J'enchaîne les exercices pour enfin me retrouver sur le ring prête à mettre au tapis mon adversaire. Une fois équipée des accessoires de sécurité nécessaires, je me retourne pour faire face à mon adversaire en sautillant. Je découvre un Thierry surpris :

— Je ne pensais pas te voir là ce matin. Pas fatiguée de la veille ?

— Si... mais j'avais besoin de me détendre.

Il me regarde interloqué comprenant que quelque chose ne va pas. D'un signe de tête, je lui fais comprendre que je lui expliquerai après et nous commençons notre combat improvisé.

Évidemment, je sors perdante, mais épuisée physiquement comme je le souhaitais.

— Alors la crevette, tu m'expliques ? On dirait que t'as mangé du tigre ce matin. Qu'est-ce qui s'est passé ?

Qu'il utilise encore une fois ce surnom bien à lui me fait sourire. Je m'assois sur le banc pour reprendre mon souffle et lui explique mes péripéties de la veille.

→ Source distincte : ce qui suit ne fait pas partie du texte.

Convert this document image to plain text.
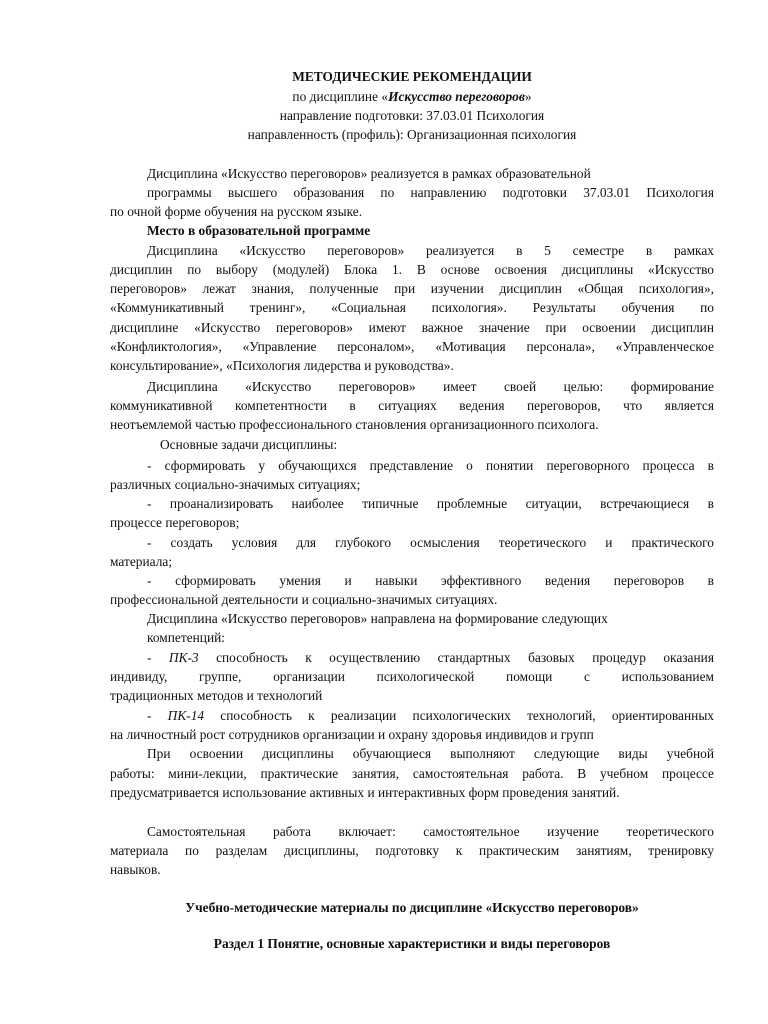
МЕТОДИЧЕСКИЕ РЕКОМЕНДАЦИИ
по дисциплине «Искусство переговоров»
направление подготовки: 37.03.01 Психология
направленность (профиль): Организационная психология
Дисциплина «Искусство переговоров» реализуется в рамках образовательной
программы высшего образования по направлению подготовки 37.03.01 Психология
по очной форме обучения на русском языке.
Место в образовательной программе
Дисциплина «Искусство переговоров» реализуется в 5 семестре в рамках
дисциплин по выбору (модулей) Блока 1. В основе освоения дисциплины «Искусство
переговоров» лежат знания, полученные при изучении дисциплин «Общая психология»,
«Коммуникативный тренинг», «Социальная психология». Результаты обучения по
дисциплине «Искусство переговоров» имеют важное значение при освоении дисциплин
«Конфликтология», «Управление персоналом», «Мотивация персонала», «Управленческое
консультирование», «Психология лидерства и руководства».
Дисциплина «Искусство переговоров» имеет своей целью: формирование
коммуникативной компетентности в ситуациях ведения переговоров, что является
неотъемлемой частью профессионального становления организационного психолога.
Основные задачи дисциплины:
- сформировать у обучающихся представление о понятии переговорного процесса в
различных социально-значимых ситуациях;
- проанализировать наиболее типичные проблемные ситуации, встречающиеся в
процессе переговоров;
- создать условия для глубокого осмысления теоретического и практического
материала;
- сформировать умения и навыки эффективного ведения переговоров в
профессиональной деятельности и социально-значимых ситуациях.
Дисциплина «Искусство переговоров» направлена на формирование следующих
компетенций:
- ПК-3 способность к осуществлению стандартных базовых процедур оказания
индивиду, группе, организации психологической помощи с использованием
традиционных методов и технологий
- ПК-14 способность к реализации психологических технологий, ориентированных
на личностный рост сотрудников организации и охрану здоровья индивидов и групп
При освоении дисциплины обучающиеся выполняют следующие виды учебной
работы: мини-лекции, практические занятия, самостоятельная работа. В учебном процессе
предусматривается использование активных и интерактивных форм проведения занятий.
Самостоятельная работа включает: самостоятельное изучение теоретического
материала по разделам дисциплины, подготовку к практическим занятиям, тренировку
навыков.
Учебно-методические материалы по дисциплине «Искусство переговоров»
Раздел 1 Понятие, основные характеристики и виды переговоров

— Merde, pas cool. Je ne savais pas pour les appels au boulot. Tu en as souvent ? m'interroge-t-il.

— Assez oui, presque à chaque fois, je suis seule donc aucun moyen de le prouver.

— On est là, t'inquiète. Si tu as besoin tu sais que tu peux m'appeler.

Je lui confirme par un hochement de tête et après un échange rapide de nos numéros, je quitte enfin le gymnase.

Les jours suivants s'enchaînent. Mon histoire a fait le tour au sein de l'équipe du soir. A priori, ces appels restent très rares donc le fait que j'en ai reçu aussi souvent semble anormal d'après les dires de Rémi. Je n'ai eu aucun autre appel depuis l'autre soir et j'en suis ravi. Peut-être que tout ceci n'était qu'une série de coïncidence.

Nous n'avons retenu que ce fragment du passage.